O Certificado de Entidade Beneficente de Assistência Social – CEBAS, é objeto de desejo de grande parte das organizações brasileiras que desenvolvem projetos na área da saúde, educação e assistência social.


Os reflexos do CEBAS a partir de sua concessão são bastante conhecidos para as organizações, em especial, a possibilidade de usufruir da imunidade em relação às contribuições para a seguridade social prevista no art. 195, § 7º da Constituição Federal de 1988. No entanto, talvez a maioria das organizações não saibam que os Tribunais têm reconhecido que o CEBAS também gera efeitos retroativos.


O objetivo do presente artigo é discorrer sobre os efeitos do CEBAS e verificarmos quais são os reflexos sobre as organizações certificadas.

O CEBAS

O CEBAS é uma certificação cuja concessão e renovação é prevista na Lei 12.101/09. A decisão pela sua concessão ou renovação constitui-se em ato administrativo a ser deliberado pelo Ministério da Saúde, Ministério do Desenvolvimento Social ou Ministério da Educação, conforme área preponderante da organização que o pleitear.


Para cada área existem exigências específicas para que o CEBAS seja concedido ou renovado, sendo que, as principais são:

  • Saúde: ofertar e prestar mais de 60% dos atendimentos através do Sistema Único de Saúde;

  • Educação: ofertar bolsas integrais ou parciais, sendo que, se integrais deverão ser na proporção de 1 em cada 5 e, se parciais, deverão ser 1 em cada 9;

  • Assistência Social: ofertar serviços totalmente gratuitos e ter a organização cadastrada nos Conselhos Municipais e/ou Estaduais de Assistência Social.

Entre os principais benefícios do CEBAS estão:

  • Imunidade Tributária: Contribuição Previdenciária Patronal, COFINS, PIS, Imposto de Importação (segundo interpretação da Receita Federal);

  • Parcelamento de dívidas de tributos federais;

  • Entidades assistenciais: prioridade na celebração de termos com o Poder Público.

Dos efeitos atribuídos ao CEBAS

Na Administração pública brasileira, um ato administrativo é o ato jurídico que concretiza o exercício da função administrativa do Estado.
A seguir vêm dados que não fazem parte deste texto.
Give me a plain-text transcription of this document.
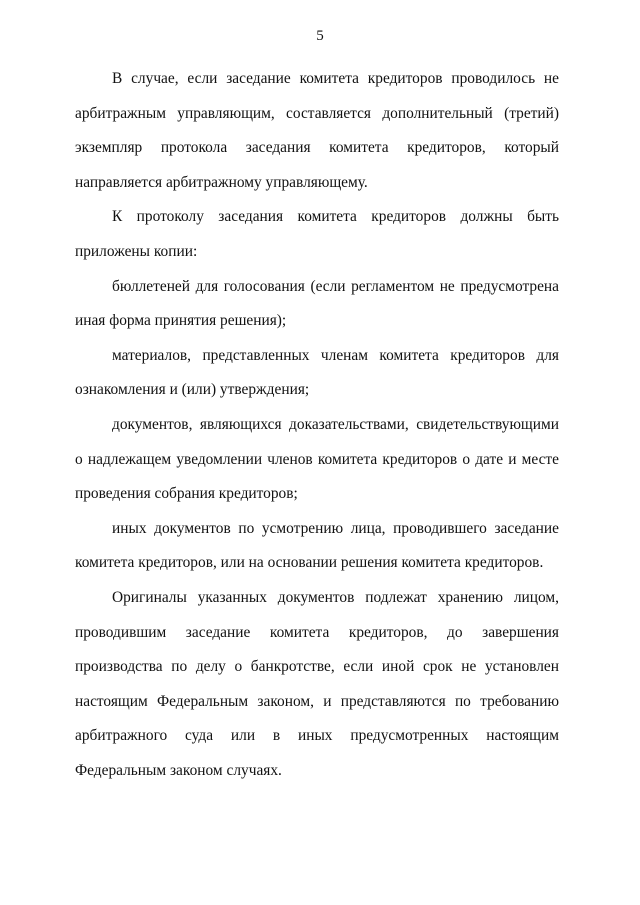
5

В случае, если заседание комитета кредиторов проводилось не арбитражным управляющим, составляется дополнительный (третий) экземпляр протокола заседания комитета кредиторов, который направляется арбитражному управляющему.

К протоколу заседания комитета кредиторов должны быть приложены копии:

бюллетеней для голосования (если регламентом не предусмотрена иная форма принятия решения);

материалов, представленных членам комитета кредиторов для ознакомления и (или) утверждения;

документов, являющихся доказательствами, свидетельствующими о надлежащем уведомлении членов комитета кредиторов о дате и месте проведения собрания кредиторов;

иных документов по усмотрению лица, проводившего заседание комитета кредиторов, или на основании решения комитета кредиторов.

Оригиналы указанных документов подлежат хранению лицом, проводившим заседание комитета кредиторов, до завершения производства по делу о банкротстве, если иной срок не установлен настоящим Федеральным законом, и представляются по требованию арбитражного суда или в иных предусмотренных настоящим Федеральным законом случаях.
A doutrina é farta em relação ao estabelecimento do conceito de ato administrativo.


Segundo José dos Santos Carvalho Filho (2012, p. 99), o ato administrativo é a exteriorização da vontade de agentes da Administração Pública ou de seus delegatários que, sob regime de direito público, visa à produção de efeitos jurídicos, com o fim de atender ao interesse público.


Já para Hely Lopes Meirelles (2011, p. 154), "o ato administrativo é toda manifestação unilateral de vontade da Administração Pública que, agindo nessa qualidade, tenha por fim imediato adquirir, resguardar, transferir, modificar, extinguir e declarar direitos, ou impor obrigações aos seus administrados ou a si própria."


Celso Antônio Bandeira de Mello (2000, p. 329, 330), conceitua que o ato administrativo é a "declaração do Estado (ou de quem lhe faça as vezes - como, por exemplo, um concessionário de serviço público), no exercício de prerrogativas públicas, manifestada mediante providências jurídicas complementares da lei a título de lhe dar cumprimento, sujeitas a controle de legitimidade por órgão judicial."


Estabelecido o conceito, fica claro que a deliberação pela concessão ou renovação do CEBAS é ato administrativo, pois exterioriza e declara a vontade de agentes da administração pública. O ilustre doutrinador Hely Lopes Meirelles leciona o seguinte acerca da classificação dos atos administrativos segundo os seus efeitos:

Ato constitutivo: é o que cria uma nova situação jurídica individual para seus destinatários, em relação à Administração. [...] Ato extintivo ou descontitutivo: é o que põe termo a situações jurídicas individuais. [...] Ato declaratório: é o que visa a preservar direitos, reconhecer situações preexistentes ou, mesmo, possibilitar seu exercício. [...] Ato alienativo: é o que opera a transferência de bens ou direitos de um titular a outro. [...] Ato modificativo: é o que tem por fim alterar situações preexistentes, sem suprimir direitos ou obrigações, como ocorre com aqueles que alteram horários, percursos, locais de reunião e outras situações anteriores estabelecidas pela Administração. Ato abdicativo: é aquele pelo qual o titular abre mão de um direito (Meirelles et al, 2012, p. 181).

No que se refere ao objeto do presente artigo, há no meio jurídico discussão em relação ao efeito atribuído ao CEBAS: seria ele declaratório ou constitutivo?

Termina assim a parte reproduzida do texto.